For many traders of binary options, technical analysis is the key method by which they will identify and time their trade entries. It provides one of the best ways in which you can time entries and is particular suited to the short term positions that are taken using binary options contract.
However if you want to enjoy the highest level of success as a trader then it is important that you also factor in fundamental analysis when assessing opportunities to take on your account. Check this data should be part of your daily schedule.
These form the core of what determines both short and long term trends and an imminent release of news or figures can be enough to unsettle the market and catch out the unwary trader.
There a number of key reports that are released each month which are important to factor into your trading plan. These are presented ahead of release on an economic calendar, so it will be easy to plan your trading around the times when data is expected to be released.
While the exact timing of these releases is important, the more experienced trader will recognize that often the market will anticipating these figures, long before they are actually announced. The more significant events such as the Non Farm Payrolls for example, can often dampen moves in the days leading up to the release.
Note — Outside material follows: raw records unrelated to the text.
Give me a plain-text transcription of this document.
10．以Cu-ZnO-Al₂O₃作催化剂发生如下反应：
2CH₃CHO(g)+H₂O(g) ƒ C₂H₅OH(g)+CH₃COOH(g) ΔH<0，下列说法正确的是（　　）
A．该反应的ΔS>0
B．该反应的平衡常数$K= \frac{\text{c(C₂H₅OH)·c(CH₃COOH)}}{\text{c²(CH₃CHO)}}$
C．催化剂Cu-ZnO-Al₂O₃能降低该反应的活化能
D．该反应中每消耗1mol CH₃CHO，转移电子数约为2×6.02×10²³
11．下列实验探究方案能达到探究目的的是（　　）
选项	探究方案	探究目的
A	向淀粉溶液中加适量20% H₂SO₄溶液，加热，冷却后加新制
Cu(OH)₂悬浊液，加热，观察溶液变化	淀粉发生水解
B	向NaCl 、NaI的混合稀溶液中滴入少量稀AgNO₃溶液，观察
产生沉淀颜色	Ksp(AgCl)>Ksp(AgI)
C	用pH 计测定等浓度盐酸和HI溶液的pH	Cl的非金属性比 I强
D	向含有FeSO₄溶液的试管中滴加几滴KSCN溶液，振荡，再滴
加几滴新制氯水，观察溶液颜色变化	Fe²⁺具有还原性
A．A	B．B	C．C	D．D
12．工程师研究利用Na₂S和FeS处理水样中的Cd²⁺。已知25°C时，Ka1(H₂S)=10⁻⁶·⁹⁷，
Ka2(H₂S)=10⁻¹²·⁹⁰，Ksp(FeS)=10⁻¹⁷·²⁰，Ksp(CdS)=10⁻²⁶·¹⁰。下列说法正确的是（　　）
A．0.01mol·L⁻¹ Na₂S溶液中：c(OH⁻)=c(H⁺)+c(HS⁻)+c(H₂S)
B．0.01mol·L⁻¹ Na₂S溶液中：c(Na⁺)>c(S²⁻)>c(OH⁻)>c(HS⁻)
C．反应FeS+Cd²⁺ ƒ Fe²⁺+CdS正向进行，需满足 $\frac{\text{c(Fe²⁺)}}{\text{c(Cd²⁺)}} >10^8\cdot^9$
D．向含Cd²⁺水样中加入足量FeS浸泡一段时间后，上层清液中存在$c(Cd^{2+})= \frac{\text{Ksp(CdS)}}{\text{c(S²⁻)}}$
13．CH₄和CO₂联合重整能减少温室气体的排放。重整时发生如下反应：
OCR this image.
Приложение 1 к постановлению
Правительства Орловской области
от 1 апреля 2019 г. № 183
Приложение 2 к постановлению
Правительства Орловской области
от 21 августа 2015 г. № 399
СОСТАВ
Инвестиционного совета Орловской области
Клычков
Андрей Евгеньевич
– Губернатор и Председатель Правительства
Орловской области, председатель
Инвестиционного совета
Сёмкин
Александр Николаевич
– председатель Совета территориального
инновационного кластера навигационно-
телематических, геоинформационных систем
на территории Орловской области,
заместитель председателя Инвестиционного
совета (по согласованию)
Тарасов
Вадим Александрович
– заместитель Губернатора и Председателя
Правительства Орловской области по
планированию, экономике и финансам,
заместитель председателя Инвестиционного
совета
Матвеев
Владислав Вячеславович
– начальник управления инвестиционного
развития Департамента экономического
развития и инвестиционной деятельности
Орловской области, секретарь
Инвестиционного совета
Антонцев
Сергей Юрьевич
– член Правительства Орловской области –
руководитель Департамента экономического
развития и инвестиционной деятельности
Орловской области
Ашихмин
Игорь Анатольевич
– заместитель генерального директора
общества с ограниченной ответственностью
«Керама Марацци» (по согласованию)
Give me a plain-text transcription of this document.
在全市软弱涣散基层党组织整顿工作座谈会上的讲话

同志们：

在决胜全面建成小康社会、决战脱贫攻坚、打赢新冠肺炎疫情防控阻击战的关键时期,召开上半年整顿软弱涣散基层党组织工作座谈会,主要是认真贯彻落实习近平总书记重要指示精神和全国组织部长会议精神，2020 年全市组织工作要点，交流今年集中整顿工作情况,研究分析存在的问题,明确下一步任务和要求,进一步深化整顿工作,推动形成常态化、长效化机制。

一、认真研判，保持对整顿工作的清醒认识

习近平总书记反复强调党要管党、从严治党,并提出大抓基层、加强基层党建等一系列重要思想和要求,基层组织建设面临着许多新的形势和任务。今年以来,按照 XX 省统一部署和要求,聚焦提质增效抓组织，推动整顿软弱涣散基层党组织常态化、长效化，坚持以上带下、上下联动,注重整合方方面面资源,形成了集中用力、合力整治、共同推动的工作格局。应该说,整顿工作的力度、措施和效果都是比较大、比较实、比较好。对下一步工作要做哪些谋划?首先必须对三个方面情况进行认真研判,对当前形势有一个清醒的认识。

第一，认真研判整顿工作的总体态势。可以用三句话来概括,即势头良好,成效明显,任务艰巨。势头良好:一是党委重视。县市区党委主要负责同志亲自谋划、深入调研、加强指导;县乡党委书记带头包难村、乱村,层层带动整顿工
Many traders will simply sit out of the markets until the official figures are released.
To help reduce your trading risk, here is a list of the top fundamental factors that every trader of binary options should be aware of.
One of the biggest fundamental events on the news calendar is the Central Bank Rate decision. This determines the rate of interest which is paid on a currency and. The interest rate does not only hold important implications for movements in the currency markets as a changing rate is generally indicative of the underlying state of the economy.
To keep growth in check a Central bank will raise rates to temper growth or lower rates to stoke expansion. Watching out for rate announcements is essential for when trading both Stock and Forex binary options due to their reflection of underlying economic growth.
Inflation And CPI
Inflation figures are used to gauge price rises. For the trader they can provide an early indication of Rate changes and therefore it is important to keep an eye on these reports.
The two most common sets of data are the CPI (consumer Price Index) and the PPP (Producer Price Index). Of the two the PPI figure tends to more watched as it can provide an early indication of underlying price developments at the start of the economic chain (producer).
Gross Domestic Product
Otherwise known as GDP, Gross Domestic Product figures are often seen as a direct indicator of a regions economic growth. The snapshot of an economy that is given by these figures can therefore dictate economic expansion or contraction.
Figures tend to be present in a ‘year on year’ or ‘month on month’ format to allow for easy comparison to previous data. In addition to inflation rates, these figures tend to feed into Rate decision made by the Central Banks.
Employment and ‘unemployment’ figures offer an insight into the state of a country’s labor force. A high rate of employment will tend to indicate economic strength while a high number of unemployed is also likely to mean a greater burden on governments (less tax revenue, burden of state benefits).
Both figures are considered to be leading indicators of future economic growth with rising employment and falling unemployment indicating the potential for future expansion in the economy.
The Non-Farm Payrolls data is a US employment report which is complied each month by the US Bureau Of Labor Statistics. Released on the first Friday of each month it is seen as a barometer for worldwide economic growth, given the importance of the US economy in global affairs and therefore is widely anticipated by traders around the globe.
Figures from the report are compared to the last months date with an increase being generally dollar bullish and supportive of markets as a whole.
Trading around the time of the release can prove highly volatile and it is often good advice to site out of the markets until a few hours after the release, when the figures have been digested and a clearer indication of direction becomes apparent.
Other Fundamental Factors
The key fundamental events listed above can cause big swings in the markets. They are if you like, ‘the major’ factors to watch out for. Thankfully you can plan your trading around them with the use of an economic trading calendar which will allow you to check on upcoming scheduled events.
However if the main focus is on trading binary stock options, then you will also need to look for fundamental factors on a more ‘granular’ level. These are the news items that will affect sentiment on an individual stock rather than the market as a whole. This will include company news on trading performance, product announcements, regulatory news, results etc.
To track this sort of information there are several news wire services such as Reuters and news aggregator that you can use to follow company announcements. If you want to avoid any nasty surprises and also find good opportunities for profit then you should make it your task to reference these each day for any stock that you plan on trading on your account in the upcoming session.